Na Nicarágua as danificações não foram menores, mais de 350 escolas, 90 centros de saúde, 24 mil casas, 70% das estradas do país, 71 pontes, afetações na agricultura e a morte de pelo menos cinqüenta mil animais, sobretudo bovinos. (²)

Ambos os furacões, como se é de imaginar, também afetaram a Cuba, destruíram mais de duas mil vivendas e danificaram mais de 40 mil; afetaram a agricultura, as safras dos principais produtos cubanos. Atingiu a pecuária, danos nas redes de comunicações e elétricas, prejuízos incalculáveis e outras inúmeras dificuldades e perdas.
Porém o sistema cubano de proteção contra desastre evitou o que foi regra em todos os países centro-americanos e caribenhos: a morte de milhares de seres humanos que deixou na América Central o terrível saldo de dez mil mortos e outros dez mil desaparecidos (¹).

Frente a lutuoso quadro, Cuba, sem perder um minuto, enviou centenas de seus médicos para ajudar na recuperação dos países afetados, o primeiro avião de ajuda médica internacional que desembarcou em Honduras era um avião cubano (³), lá chegaram para atender as vítimas, aos enfermos, apóia-los psicologicamente, compartilhar suas dores, levar a esperança, o braço amigo, tratá-los, curá-los, eliminar focos de doenças como dengue, malária e cólera (²) que estavam surgindo através da passagem de danosos furacões e que, sem a ajuda dos cubanos, teriam elevado o já arrepiante número de vitimas.
O trabalho dos médicos cubanos, amplamente reconhecido e aplaudido pela comunidade internacional, evidenciava-se novamente, e lembre-se que tudo isso foi, como de praxe, ignorado pela grande mídia.
Os cubanos chegaram às regiões mais afetadas, mais distantes, mais pobres, mais carentes, mais danificadas e ali deram, novamente com o exemplo, uma aula de solidariedade.
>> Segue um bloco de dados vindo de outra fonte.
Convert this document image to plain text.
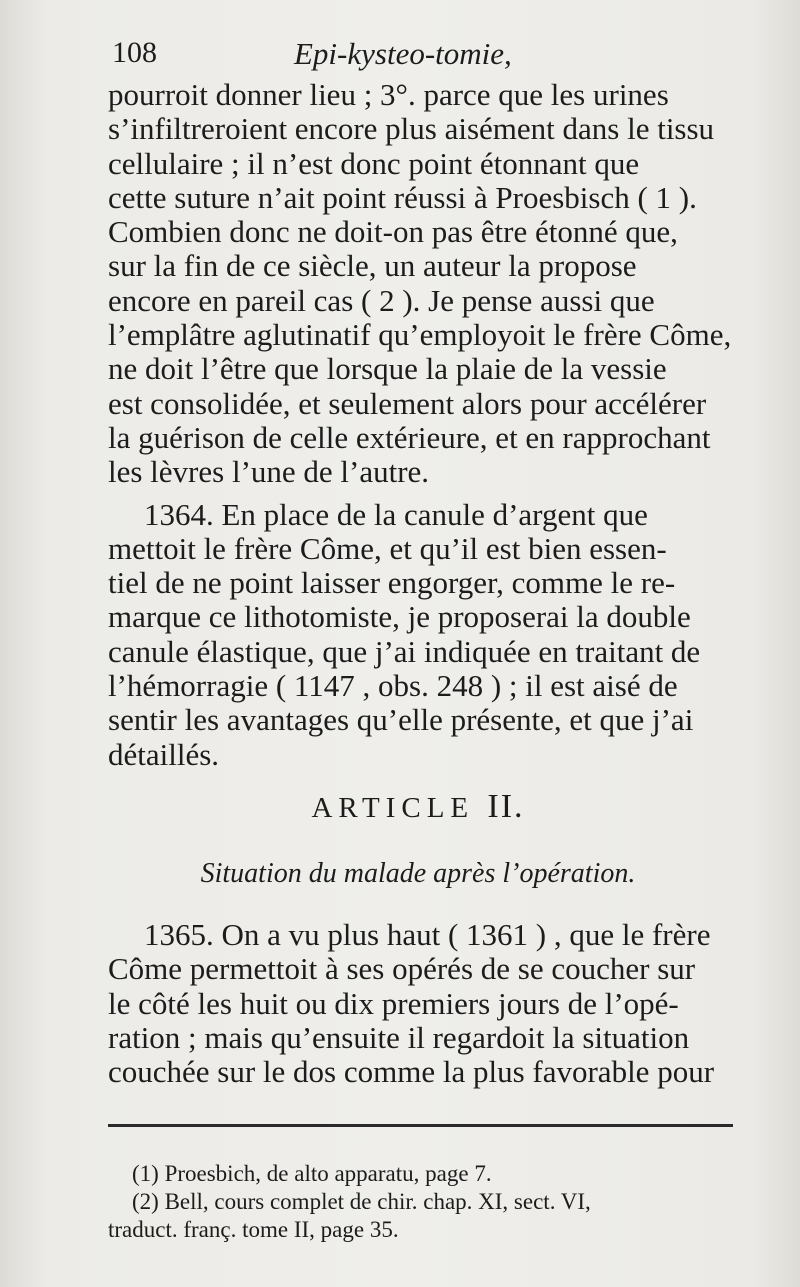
108	Epi-kysteo-tomie,
pourroit donner lieu ; 3°. parce que les urines
s’infiltreroient encore plus aisément dans le tissu
cellulaire ; il n’est donc point étonnant que
cette suture n’ait point réussi à Proesbisch ( 1 ).
Combien donc ne doit-on pas être étonné que,
sur la fin de ce siècle, un auteur la propose
encore en pareil cas ( 2 ). Je pense aussi que
l’emplâtre aglutinatif qu’employoit le frère Côme,
ne doit l’être que lorsque la plaie de la vessie
est consolidée, et seulement alors pour accélérer
la guérison de celle extérieure, et en rapprochant
les lèvres l’une de l’autre.
1364. En place de la canule d’argent que
mettoit le frère Côme, et qu’il est bien essen-
tiel de ne point laisser engorger, comme le re-
marque ce lithotomiste, je proposerai la double
canule élastique, que j’ai indiquée en traitant de
l’hémorragie ( 1147 , obs. 248 ) ; il est aisé de
sentir les avantages qu’elle présente, et que j’ai
détaillés.
ARTICLE II.
Situation du malade après l’opération.
1365. On a vu plus haut ( 1361 ) , que le frère
Côme permettoit à ses opérés de se coucher sur
le côté les huit ou dix premiers jours de l’opé-
ration ; mais qu’ensuite il regardoit la situation
couchée sur le dos comme la plus favorable pour
(1) Proesbich, de alto apparatu, page 7.
(2) Bell, cours complet de chir. chap. XI, sect. VI,
traduct. franç. tome II, page 35.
Porém um fato preocupava os cubanos, e era que em determinadas situações catastróficas se impossibilitam à chegada de qualquer ajuda, destruição de estradas e pontes que inutilizam a via terrestre, fortes ventos e chuvas que não cessam e impossibilitam a via aérea.
Na passagem de Georges e Mitch essas situações ocorreram e milhares de pessoas na América Central não contavam com nenhum médico.

Buscando soluções para melhorar e efetivar cada vez mais o atendimento médico frente a esses episódios, Fidel Castro alvitra primorosamente a idéia de formar em Cuba os jovens dessas comunidades que careciam de médicos para que, voltassem e trabalhassem com seu povo. Dessa forma, com esses antecedentes de mortíferos furacões, da ajuda das brigadas médicas cubanas, do internacionalismo cubano é que em menos de um ano após o sucedido, no dia 1º de março de 1999 nascia a Escola Latino Americana de Medicina - ELAM.

Uma vez graduados em Cuba e voltando às suas comunidades, onde sempre residiram, eles garantiriam atendimento, prevenção e terapêutica de enfermidades e com a vantagem de já estarem lá em caso de isolamento por algum fenômeno natural, já conheceriam os problemas e dificuldades, os moradores e o terreno e assim poderiam atuar de forma muito mais efetiva frente a alguma catástrofe, alem de que a ELAM também estaria dando a oportunidade a jovens que sequer suspeitavam que um dia tivessem a oportunidade de ingressar em uma universidade, muito menos que seriam médicos, esses jovens se convertem em recursos permanentes de saúde.

Inicialmente a idéia era graduar quinhentos jovens do Caribe e da América Central, por ano, durante dez anos, brindando no total, cinco mil bolsas de estudo para a carreira de medicina.
Afortunadamente o projeto cresceu e se ampliou. Multiplicaram-se as bolsas e os países favorecidos, os que seriam cinco mil bolsistas em dez anos agora serão vinte vezes mais, cem mil no mesmo tempo, o número vai aumentando até alcançar as dez mil vagas anuais (4).

Os países beneficiados também se multiplicaram e atualmente recebem as insignes bolsas jovens de toda a América Latina, África, Ásia e inclusive dos Estados Unidos.
As bolsas são enviadas as embaixadas cubanas nos respectivos países, elas se encarregam de distribuí-las, portanto cada país tem um processo de seleção com características próprias ainda que mais ou menos similares.

No Brasil, a embaixada divide as bolsas entre partidos políticos de esquerda, de centro e de direita, aos movimentos sociais, a orfanatos, aos moradores de favelas e bairros pobres, aos indígenas, aos jovens trabalhadores, camponeses, operários, intelectuais entre outros.
Um dos requisitos para ser contemplados pela bolsa é ter origem humilde, de baixa renda e não possuir condições de estudar medicina no Brasil.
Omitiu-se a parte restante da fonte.